Nach all diesen Monaten schreibe ich dir nun endlich mal. Lass mich etwas ausholen: Meine Frau und ich hatten schon längere Zeit darüber diskutiert, für ein paar Jahre im Ausland zu arbeiten. Carmen hätte jederzeit sofort ihre Koffer gepackt, ich war jeweils der Bremser. Zwar reise auch ich gerne, doch ich befürchtete, dass ich auch in London oder Singapur vor allem das Büro und nicht die Stadt sehen würde.
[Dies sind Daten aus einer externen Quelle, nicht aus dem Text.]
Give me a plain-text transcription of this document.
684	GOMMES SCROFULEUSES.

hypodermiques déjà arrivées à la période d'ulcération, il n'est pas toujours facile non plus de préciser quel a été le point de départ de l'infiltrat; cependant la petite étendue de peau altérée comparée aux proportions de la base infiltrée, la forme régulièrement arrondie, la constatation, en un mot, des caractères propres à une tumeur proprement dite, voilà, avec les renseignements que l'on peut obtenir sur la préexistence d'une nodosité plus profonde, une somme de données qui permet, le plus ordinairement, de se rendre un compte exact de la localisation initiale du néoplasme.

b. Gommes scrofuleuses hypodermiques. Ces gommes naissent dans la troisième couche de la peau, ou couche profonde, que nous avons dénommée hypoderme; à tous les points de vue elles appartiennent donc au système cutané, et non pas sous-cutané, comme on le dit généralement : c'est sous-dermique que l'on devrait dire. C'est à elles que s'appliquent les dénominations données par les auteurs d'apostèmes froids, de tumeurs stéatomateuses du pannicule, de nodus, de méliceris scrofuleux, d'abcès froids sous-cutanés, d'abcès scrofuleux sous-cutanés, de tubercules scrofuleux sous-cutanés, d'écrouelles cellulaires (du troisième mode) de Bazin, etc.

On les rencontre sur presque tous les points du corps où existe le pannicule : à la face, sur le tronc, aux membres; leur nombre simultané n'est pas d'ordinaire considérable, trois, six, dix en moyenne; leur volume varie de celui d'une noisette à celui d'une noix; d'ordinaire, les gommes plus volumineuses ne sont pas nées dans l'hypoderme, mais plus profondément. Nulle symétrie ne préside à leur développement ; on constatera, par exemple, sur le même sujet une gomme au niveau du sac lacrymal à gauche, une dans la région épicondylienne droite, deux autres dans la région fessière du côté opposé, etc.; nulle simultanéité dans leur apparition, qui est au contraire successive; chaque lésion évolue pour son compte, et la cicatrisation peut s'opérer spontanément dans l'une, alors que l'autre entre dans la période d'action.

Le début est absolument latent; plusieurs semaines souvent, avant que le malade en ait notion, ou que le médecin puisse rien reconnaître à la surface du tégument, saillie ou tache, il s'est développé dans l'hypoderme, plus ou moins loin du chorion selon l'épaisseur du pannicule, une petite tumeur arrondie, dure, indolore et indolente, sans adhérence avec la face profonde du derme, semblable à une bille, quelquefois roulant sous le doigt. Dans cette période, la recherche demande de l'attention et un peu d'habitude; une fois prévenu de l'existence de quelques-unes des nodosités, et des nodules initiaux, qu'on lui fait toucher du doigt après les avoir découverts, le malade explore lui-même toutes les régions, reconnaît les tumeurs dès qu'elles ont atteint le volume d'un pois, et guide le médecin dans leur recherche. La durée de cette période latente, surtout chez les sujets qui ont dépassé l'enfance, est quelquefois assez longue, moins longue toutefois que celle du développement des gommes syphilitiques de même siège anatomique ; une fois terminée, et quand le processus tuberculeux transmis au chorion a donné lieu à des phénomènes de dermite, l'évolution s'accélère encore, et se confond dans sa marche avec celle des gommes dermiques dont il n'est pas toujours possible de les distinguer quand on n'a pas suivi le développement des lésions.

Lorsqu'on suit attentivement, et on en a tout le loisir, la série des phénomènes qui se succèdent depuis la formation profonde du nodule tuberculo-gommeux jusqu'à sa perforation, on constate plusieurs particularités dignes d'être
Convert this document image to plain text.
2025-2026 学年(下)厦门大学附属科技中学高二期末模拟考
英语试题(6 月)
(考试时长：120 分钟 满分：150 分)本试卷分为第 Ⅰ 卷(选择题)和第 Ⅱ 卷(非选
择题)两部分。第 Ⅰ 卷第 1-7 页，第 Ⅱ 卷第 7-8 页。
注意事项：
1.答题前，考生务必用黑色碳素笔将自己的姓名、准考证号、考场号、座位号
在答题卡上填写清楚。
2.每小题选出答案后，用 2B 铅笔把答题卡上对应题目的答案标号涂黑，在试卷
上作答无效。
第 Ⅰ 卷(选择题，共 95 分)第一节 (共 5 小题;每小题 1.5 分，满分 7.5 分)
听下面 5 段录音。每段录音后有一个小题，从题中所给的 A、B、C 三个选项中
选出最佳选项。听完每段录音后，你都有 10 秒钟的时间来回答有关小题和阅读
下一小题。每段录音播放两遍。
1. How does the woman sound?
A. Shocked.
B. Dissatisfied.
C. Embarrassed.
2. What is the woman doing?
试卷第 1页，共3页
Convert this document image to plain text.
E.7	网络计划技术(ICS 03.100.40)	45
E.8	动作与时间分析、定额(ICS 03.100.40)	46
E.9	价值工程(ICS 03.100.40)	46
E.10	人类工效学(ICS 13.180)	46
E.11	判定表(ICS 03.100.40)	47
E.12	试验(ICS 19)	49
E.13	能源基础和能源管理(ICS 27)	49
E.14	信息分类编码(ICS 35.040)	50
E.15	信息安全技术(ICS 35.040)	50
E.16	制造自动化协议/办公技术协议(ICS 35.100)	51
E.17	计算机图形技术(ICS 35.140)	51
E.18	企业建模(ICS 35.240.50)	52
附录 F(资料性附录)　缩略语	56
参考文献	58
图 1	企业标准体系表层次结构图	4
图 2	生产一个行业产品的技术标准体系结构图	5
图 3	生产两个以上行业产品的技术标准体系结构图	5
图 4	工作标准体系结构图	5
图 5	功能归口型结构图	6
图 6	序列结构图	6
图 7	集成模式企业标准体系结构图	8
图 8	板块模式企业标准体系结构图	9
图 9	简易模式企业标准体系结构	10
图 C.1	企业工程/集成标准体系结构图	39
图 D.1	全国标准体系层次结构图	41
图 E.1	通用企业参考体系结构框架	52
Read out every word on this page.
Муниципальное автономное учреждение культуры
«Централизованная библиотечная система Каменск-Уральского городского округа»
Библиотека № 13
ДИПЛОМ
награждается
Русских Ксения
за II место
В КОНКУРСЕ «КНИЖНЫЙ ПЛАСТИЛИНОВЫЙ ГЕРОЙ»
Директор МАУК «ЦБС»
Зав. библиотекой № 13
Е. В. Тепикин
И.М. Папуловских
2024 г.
Eines Abends erwähnte Carmen beiläufig ein Buch, von dem ihr eine Arbeitskollegin erzählt hatte. Von einer Frau, die bei Wer-wird-Millionär… (etc., du weisst schon). Eine tolle Idee, dachte ich. «Komm, wir schreiben auf, in welche 12 Städte wir gehen würden!» Es war ein Spiel: Jeder überlegte, schrieb auf und nach fünf Minuten verglichen wir; bei sechs oder sieben Städten stimmten wir überein. Dann kauften und lasen wir Dein E-Book und planten zum Spass unsere imaginäre Weltreise: Welche Stadt in welcher Jahreszeit und wie reisen, ohne fünfmal den Globus zu umrunden.

Irgendwann begriffen wir, dass eine solche «Städtereise» wohl die Lösung für unser Ausland-Dilemma war. Im August 2016 entschieden wir uns, «es» zu tun, im September kündigten wir unsere Jobs und am 10. Dezember flogen wir los. Nicht für ein Jahr, sondern für knapp 7 Monate, und nicht 12 Städte, sondern deren 4. Und zwischen den Städten wollten wir ein wenig herumreisen. Also:

  • 6 Wochen in Buenos Aires stationär, 4 Wochen in Patagonien rumreisen,
  • 5 Wochen in Sydney stationär, 1 Woche in Fidschi rumliegen,
  • 1 Monat in Seoul stationär, 2 Wochen in China rumreisen,
  • 4 Wochen in Shanghai stationär, 2 Wochen in Yunnan rumreisen.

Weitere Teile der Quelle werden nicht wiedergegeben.